I tried to send this off to the secretary, pleading with her to make me copies for the meeting, but of course the WLAN was not speaking with me. Luckily, one student was on, so I loaded the PDF onto my stick and used the web interface to email from her machine to type the letter again and include the PDF.
I then started class a few minutes late with a prime example of how institutions react to gender questions - marginalizing them, not taking them seriously, and in this case setting me up for disaster.
But as the (woman) administrative assistent whispered to me when I told her what had happened just before the meeting, we are women, we can cope with this. I had a few moments while setting up my machine to ask Keynote to put in the snazzy turning cube slide transition (only about 5 clicks), then my Mac was very sweet and immediately reset the monitor to cope with the beamer. The secretary was a sweethart and had managed to get the slides copied for me, just like as if I had prepared them a week ago.

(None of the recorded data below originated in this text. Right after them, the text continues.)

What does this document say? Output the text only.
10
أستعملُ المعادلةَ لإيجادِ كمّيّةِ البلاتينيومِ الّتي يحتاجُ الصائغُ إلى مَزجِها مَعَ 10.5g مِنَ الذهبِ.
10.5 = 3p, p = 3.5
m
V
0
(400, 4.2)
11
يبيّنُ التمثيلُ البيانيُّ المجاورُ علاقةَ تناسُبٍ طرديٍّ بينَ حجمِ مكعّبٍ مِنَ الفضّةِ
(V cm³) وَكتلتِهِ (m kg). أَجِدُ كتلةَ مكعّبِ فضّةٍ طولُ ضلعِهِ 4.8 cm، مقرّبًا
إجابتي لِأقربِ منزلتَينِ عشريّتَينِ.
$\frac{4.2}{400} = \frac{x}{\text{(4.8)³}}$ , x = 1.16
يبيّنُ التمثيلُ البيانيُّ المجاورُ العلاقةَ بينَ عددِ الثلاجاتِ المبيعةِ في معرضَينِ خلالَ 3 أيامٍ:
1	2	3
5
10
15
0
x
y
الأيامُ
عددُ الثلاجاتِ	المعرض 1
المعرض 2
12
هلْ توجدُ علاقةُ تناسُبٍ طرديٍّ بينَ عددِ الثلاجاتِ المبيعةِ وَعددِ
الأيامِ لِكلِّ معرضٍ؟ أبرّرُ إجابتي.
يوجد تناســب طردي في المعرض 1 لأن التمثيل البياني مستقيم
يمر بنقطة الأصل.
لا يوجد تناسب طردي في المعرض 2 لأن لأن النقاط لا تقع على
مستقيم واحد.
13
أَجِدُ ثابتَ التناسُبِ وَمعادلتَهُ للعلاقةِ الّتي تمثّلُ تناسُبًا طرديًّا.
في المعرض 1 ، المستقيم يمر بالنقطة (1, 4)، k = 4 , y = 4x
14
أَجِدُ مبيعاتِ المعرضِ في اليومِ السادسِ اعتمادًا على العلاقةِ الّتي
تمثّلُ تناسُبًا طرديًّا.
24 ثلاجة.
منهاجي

After the technicalities at the opening of the meeting I was called on for my presentation, I whipped out my sweet little wireless slide-changer thingy and got to work. Okay, I needed 17 minutes after all. The dean sat through the entire talk moving papers around on his table and looking through them. He looked up at me exactly once. The others had pained expressions on their faces - they were just trying to survive without having to listen.
There were no questions, no comments - was I surprised? No. I lit into the dean after the meeting, saying to him that he could at least have pretended to be listening to me. Oh, he said, I multi-task. Grrrrrrr.
Oh well, I managed to get three pages with suggestions under their noses and forced them to listen to my oral report. The main tenets: good didaktics is the one major factor in retaining the women in engineering, speaking to school girls the best way to encourage them to be engineers.
And I got a free case study for my gender class. Now, what do I have to do to make them take me seriously? I am open to suggestions (and I want some comments, now that I have a constant readership of 20 hits a day, 30 when I post something).